Dua jam lagi aku akan ulang tahun kedua puluh lima. Dari dulu, selalu berandai-andai gimana rasanya jadi dua lima tahun. Selalu bertanya-tanya akan jadi apa aku di usai dua lima. Karena dari dulu mikirnya dua lima adalah gerbang ke arah mapan dalam hidup, udah nemu career path dan udah punya gandengan yang bisa diajak serius (somehow aku masih mengamini kalau pernikahan adalah hal yang bikin kita dianggap benar-benar dewasa, milestone kemapanan meskipun di sini lain aku against banget sama yang buru-buru nikah untuk sekadar masuk standar society, if it makes sense). Ya tapi nggak semudah itu juga Ferguso. Di hidupku, justru perjalanan ke dua lima sungguhlah kacau, cerita tentang kehilangan sambung-menyambung, self pity yang nggak habis-habis, sempat nganggur lama dan bingung dengan arah karir yang mau kujalani. Tapi, dalam segala kekacauan itu, justru aku nemu banyak hal yang bisa dijadikan pegangan untuk hidupku ke depan.

Habis ulang tahun yang kedua empat lalu, aku sempat berdoa semoga aku segera menemukan kemapanan dalam karir dan percintaan hahaha.
“Ya Allah, semoga nanti usia dua lima aku udah settle down.”
“Kamu mau settle down dari hidup yang setiap hari tidak kamu syukuri, dari pekerjaan yang setiap hari kamu keluhkan, dari pagi yang tidak lagi kamu sambut dengan antusias? Mau settle down yang kayak gimana hmm? Udah nih tak kasih cobaan kamu pikir-pikir lagi lah,” gitu balas Allah kayaknya.

Ada banyak banget pelajaran yang kita lewatkan ketika rasa hati sedang bungah, ada banyak pelajaran penting yang hanya bisa kita tangkap ketika ada musibah. Ah, aku sendiri ragu, yang mana sih sebenarnya musibah, toh senang atau sedih keduanya adalah ujian yang datangnya bergiliran saja. So here we go.

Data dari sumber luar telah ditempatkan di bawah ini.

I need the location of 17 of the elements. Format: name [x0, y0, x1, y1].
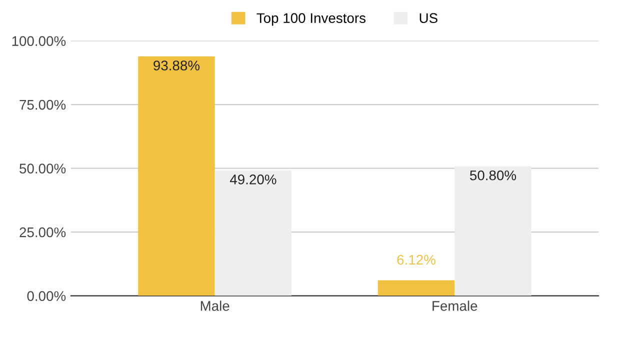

1.       Hidupku tanggung jawabku
Ini bukan hanya soal nafkah. Bukan hanya setelah lulus sekolah harus bisa menghidupi diri sendiri karena malu kalau masih minta orang tua. Mencari nafkah, bekerja, mengaktualisasikan diri tentu iya, obviously. Tapi bukan hanya itu. Yang kumaksud dengan hidupku tanggung jawabku ini termasuk emosiku tanggung jawabku, ekspektasiku juga tanggung jawabku, pilihan-pilihanku tanggung jawabku juga.

Dengan memahami ini, rasanya jadi jauh lebih mudah untuk tetep kalem dan lebih cepat mencari jalan keluar kalau ada masalah dibanding berlama-lama berkubang dalam overthinking yang mengarah pada self pity.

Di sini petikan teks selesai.